Niedługo jadę na wakacje, na kilka tygodni. Uprawiam tę roślinę od kilku miesięcy i robi się naprawdę ładna i nie chcę zaczynać od nowa. Co mogę zrobić, żeby je zakonserwować pod nieobecność?
Mam dostęp do lodówki (około 3ºC) i zamrażarki (około -10ºC). Biorąc pod uwagę, że roślina jest dość złożoną symbiotyczną mieszanką drożdży i bakterii, czy mogę zatrzymać ich metabolizm po prostu wkładając ją do lodówki? Czy mogę go zamrozić bez całkowitego zabicia?
Inną rzeczą, o którą się martwię, jest to, że biorąc pod uwagę, że roślina żyje w temperaturze pokojowej i jest przykryta tylko szmatką, wtórnym infekcjom zapobiega się częściowo dzięki sterylizacji efekt imbiru i etanolu, ale przede wszystkim przy okazji, że jest tam piekielnie dużo roślin, które po prostu konkurują z dzikimi drożdżami lub bakteriami. Jeśli za bardzo uszkodzę roślinę, nie będę już w stanie tego zrobić i ryzykuję zatrucie rośliny.
Jakieś pomysły?
Aktualizacja : Nie wysyłam tego jako odpowiedź, aby ktoś inny już miał ten zaszczyt, ale ...

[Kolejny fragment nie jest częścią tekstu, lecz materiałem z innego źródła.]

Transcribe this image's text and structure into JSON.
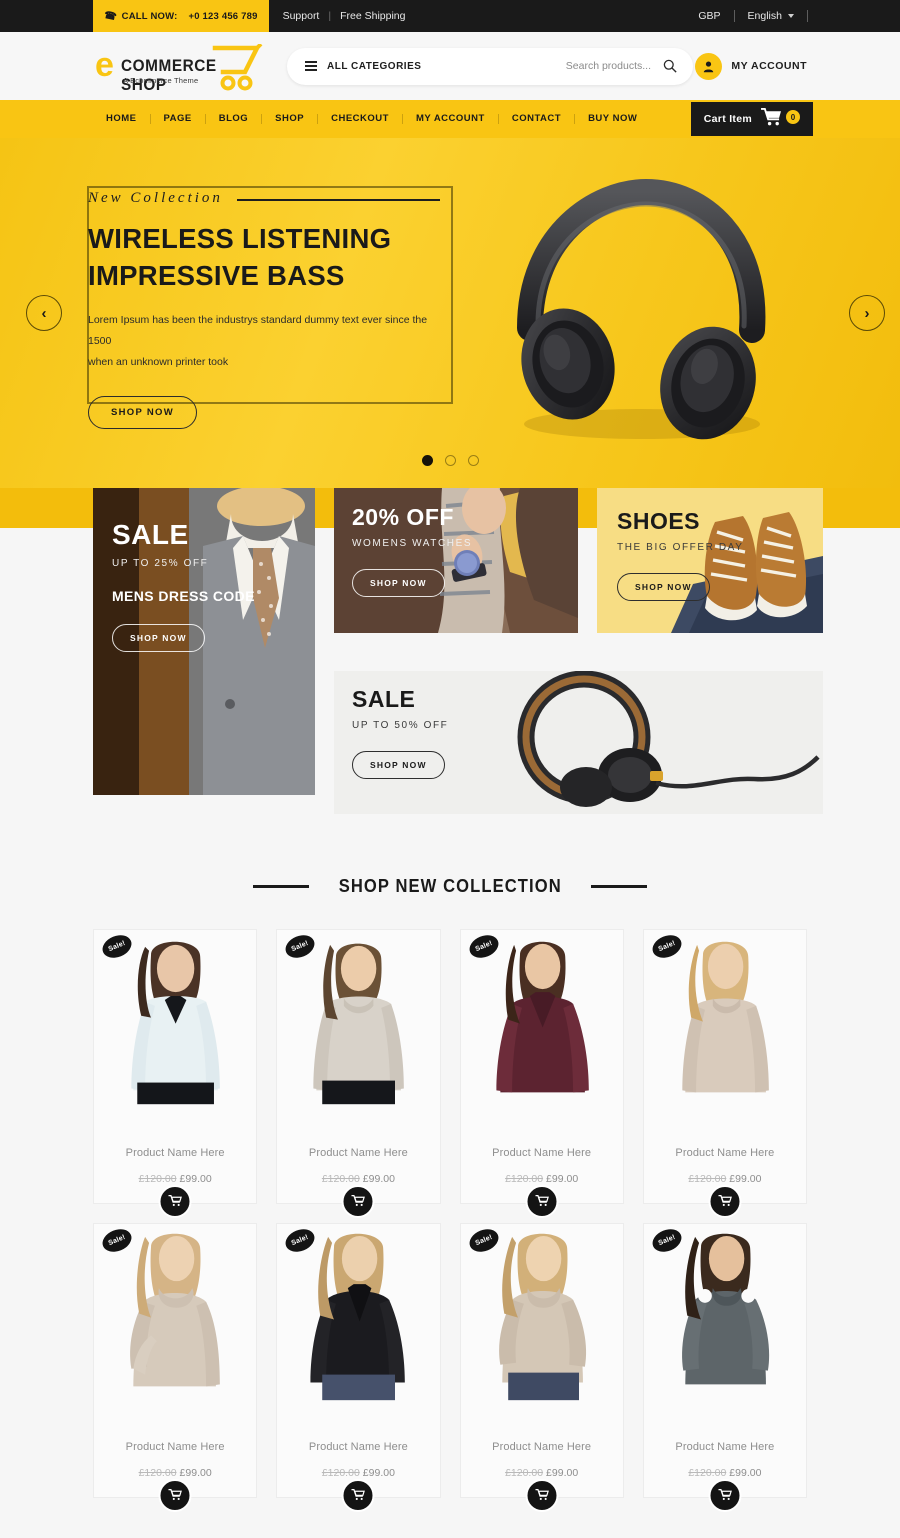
{
  "topbar": {
    "call_label": "CALL NOW:",
    "phone": "+0 123 456 789",
    "support": "Support",
    "free_shipping": "Free Shipping",
    "currency": "GBP",
    "language": "English"
  },
  "header": {
    "logo_e": "e",
    "logo_word": "COMMERCE SHOP",
    "logo_tagline": "A Ecommerce Theme",
    "all_categories": "ALL CATEGORIES",
    "search_placeholder": "Search products...",
    "search_value": "",
    "account_label": "MY ACCOUNT"
  },
  "nav": {
    "items": [
      {
        "label": "HOME"
      },
      {
        "label": "PAGE"
      },
      {
        "label": "BLOG"
      },
      {
        "label": "SHOP"
      },
      {
        "label": "CHECKOUT"
      },
      {
        "label": "MY ACCOUNT"
      },
      {
        "label": "CONTACT"
      },
      {
        "label": "BUY NOW"
      }
    ],
    "cart_label": "Cart Item",
    "cart_count": "0"
  },
  "hero": {
    "eyebrow": "New Collection",
    "title_line1": "WIRELESS LISTENING",
    "title_line2": "IMPRESSIVE BASS",
    "desc_line1": "Lorem Ipsum has been the industrys standard dummy text ever since the 1500",
    "desc_line2": "when an unknown printer took",
    "button": "SHOP NOW",
    "prev_icon": "chevron-left-icon",
    "next_icon": "chevron-right-icon",
    "active_slide": 1,
    "slide_count": 3
  },
  "promos": [
    {
      "id": "mens",
      "heading": "SALE",
      "sub": "UP TO 25% OFF",
      "heading2": "MENS DRESS CODE",
      "button": "SHOP NOW"
    },
    {
      "id": "watches",
      "heading": "20% OFF",
      "sub": "WOMENS WATCHES",
      "button": "SHOP NOW"
    },
    {
      "id": "shoes",
      "heading": "SHOES",
      "sub": "THE BIG OFFER DAY",
      "button": "SHOP NOW"
    },
    {
      "id": "headphone-sale",
      "heading": "SALE",
      "sub": "UP TO 50% OFF",
      "button": "SHOP NOW"
    }
  ],
  "shop": {
    "section_title": "SHOP NEW COLLECTION",
    "badge_label": "Sale!",
    "products": [
      {
        "name": "Product Name Here",
        "old_price": "£120.00",
        "price": "£99.00"
      },
      {
        "name": "Product Name Here",
        "old_price": "£120.00",
        "price": "£99.00"
      },
      {
        "name": "Product Name Here",
        "old_price": "£120.00",
        "price": "£99.00"
      },
      {
        "name": "Product Name Here",
        "old_price": "£120.00",
        "price": "£99.00"
      },
      {
        "name": "Product Name Here",
        "old_price": "£120.00",
        "price": "£99.00"
      },
      {
        "name": "Product Name Here",
        "old_price": "£120.00",
        "price": "£99.00"
      },
      {
        "name": "Product Name Here",
        "old_price": "£120.00",
        "price": "£99.00"
      },
      {
        "name": "Product Name Here",
        "old_price": "£120.00",
        "price": "£99.00"
      }
    ]
  },
  "colors": {
    "brand_yellow": "#f9c513",
    "dark": "#1a1a1a",
    "page_bg": "#f6f6f6"
  }
}
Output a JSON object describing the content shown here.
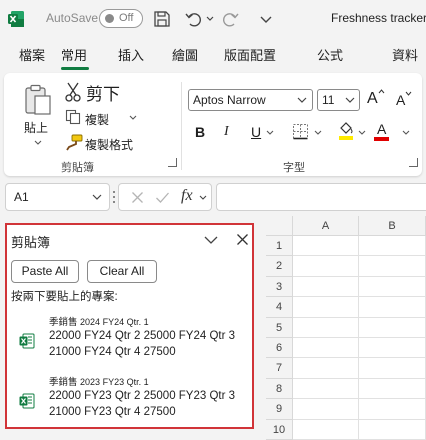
{
  "titlebar": {
    "autosave_label": "AutoSave",
    "autosave_state": "Off",
    "document_title": "Freshness tracker"
  },
  "tabs": [
    "檔案",
    "常用",
    "插入",
    "繪圖",
    "版面配置",
    "公式",
    "資料"
  ],
  "active_tab": "常用",
  "ribbon": {
    "paste_label": "貼上",
    "cut_label": "剪下",
    "copy_label": "複製",
    "format_painter_label": "複製格式",
    "clipboard_group": "剪貼簿",
    "font_name": "Aptos Narrow",
    "font_size": "11",
    "font_group": "字型",
    "grow_font": "A",
    "shrink_font": "A",
    "bold": "B",
    "italic": "I",
    "underline": "U",
    "font_color_letter": "A",
    "accent_color": "#107c41",
    "font_color_bar": "#e00000",
    "highlight_color_bar": "#ffeb00"
  },
  "formula_bar": {
    "name_box": "A1",
    "fx_label": "fx"
  },
  "clipboard_pane": {
    "title": "剪貼簿",
    "paste_all": "Paste All",
    "clear_all": "Clear All",
    "instruction": "按兩下要貼上的專案:",
    "items": [
      {
        "title_main": "季銷售",
        "title_year": "2024",
        "title_rest": "FY24 Qtr. 1",
        "body": "22000 FY24 Qtr 2 25000 FY24 Qtr 3 21000 FY24 Qtr 4 27500"
      },
      {
        "title_main": "季銷售",
        "title_year": "2023",
        "title_rest": "FY23 Qtr. 1",
        "body": "22000 FY23 Qtr 2 25000 FY23 Qtr 3 21000 FY23 Qtr 4 27500"
      }
    ]
  },
  "grid": {
    "columns": [
      "A",
      "B"
    ],
    "rows": [
      "1",
      "2",
      "3",
      "4",
      "5",
      "6",
      "7",
      "8",
      "9",
      "10"
    ]
  }
}
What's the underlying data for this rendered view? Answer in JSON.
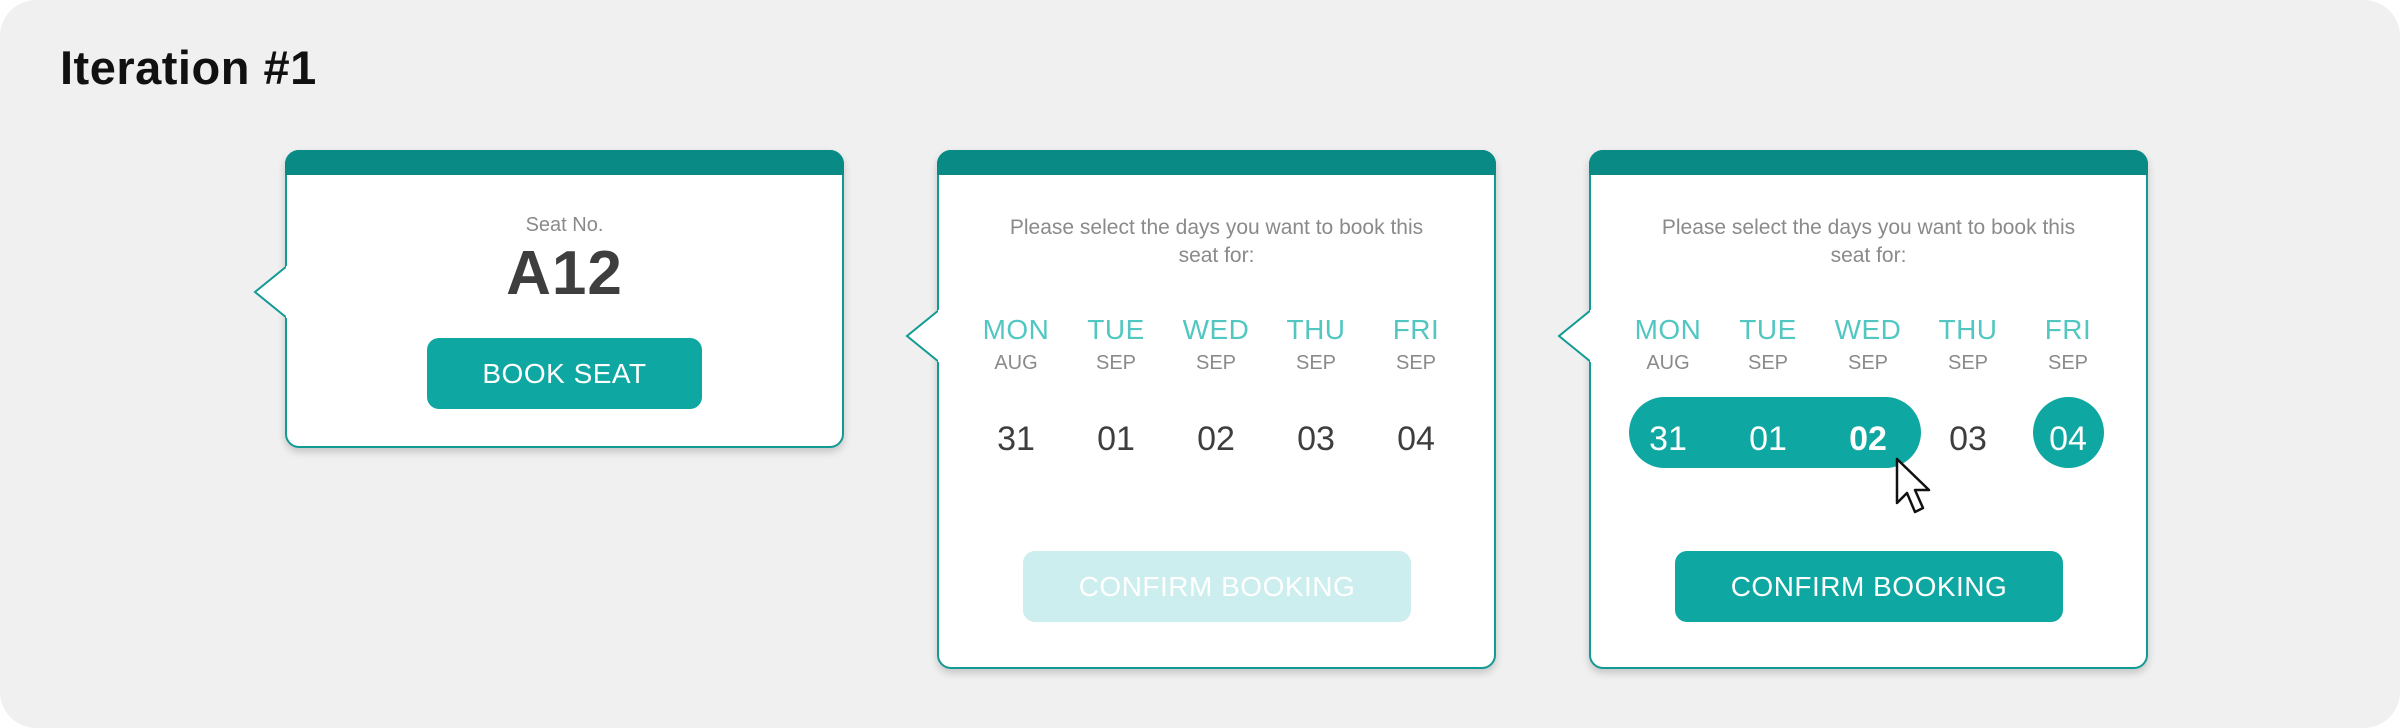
{
  "page": {
    "title": "Iteration #1"
  },
  "colors": {
    "accent": "#0ea7a1",
    "header": "#098a84",
    "day_name": "#52c7c2",
    "disabled_button": "#cdeeee",
    "text_dark": "#3e3e3e",
    "text_muted": "#8a8a8a"
  },
  "card1": {
    "seat_label": "Seat No.",
    "seat_value": "A12",
    "book_button": "BOOK SEAT"
  },
  "card2": {
    "prompt": "Please select the days you want to book this seat for:",
    "days": [
      {
        "name": "MON",
        "month": "AUG",
        "date": "31"
      },
      {
        "name": "TUE",
        "month": "SEP",
        "date": "01"
      },
      {
        "name": "WED",
        "month": "SEP",
        "date": "02"
      },
      {
        "name": "THU",
        "month": "SEP",
        "date": "03"
      },
      {
        "name": "FRI",
        "month": "SEP",
        "date": "04"
      }
    ],
    "confirm_button": "CONFIRM BOOKING",
    "confirm_enabled": false
  },
  "card3": {
    "prompt": "Please select the days you want to book this seat for:",
    "days": [
      {
        "name": "MON",
        "month": "AUG",
        "date": "31",
        "selected": true
      },
      {
        "name": "TUE",
        "month": "SEP",
        "date": "01",
        "selected": true
      },
      {
        "name": "WED",
        "month": "SEP",
        "date": "02",
        "selected": true
      },
      {
        "name": "THU",
        "month": "SEP",
        "date": "03",
        "selected": false
      },
      {
        "name": "FRI",
        "month": "SEP",
        "date": "04",
        "selected": true
      }
    ],
    "confirm_button": "CONFIRM BOOKING",
    "confirm_enabled": true
  },
  "icons": {
    "pointer": "mouse-pointer-icon"
  }
}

Po zbyt długim zapomnieniu o tym w lodówce zrobił się marny i rzuciłem to daleko. Jednak niedawno wyjęłam ten z zamrażarki z kriozawiesiny, nakarmiłam go przez tydzień i butelkowałam.
Okazuje się, że zamrożenie całkowicie zabija piwowarnię imbirową. Po półtora tygodnia w butelkach nie panuje ciśnienie. A teraz jedna z butelek pleśnieje na górze (pleśń unosi się na powierzchni cieczy). Według mnie sugeruje to, że zawartość etanolu nie jest wystarczająco wysoka, aby zabić pleśń. Więc uważam, że to całkowita porażka.
Myślę, że teraz będę musiał zacząć od nowa; szkoda, bo czerpałem z tego naprawdę dobry smak. Możliwe, że uda się uratować część tego poprzez recykling płynu z kultury, ale prawdopodobnie nie jest to warte ryzyka.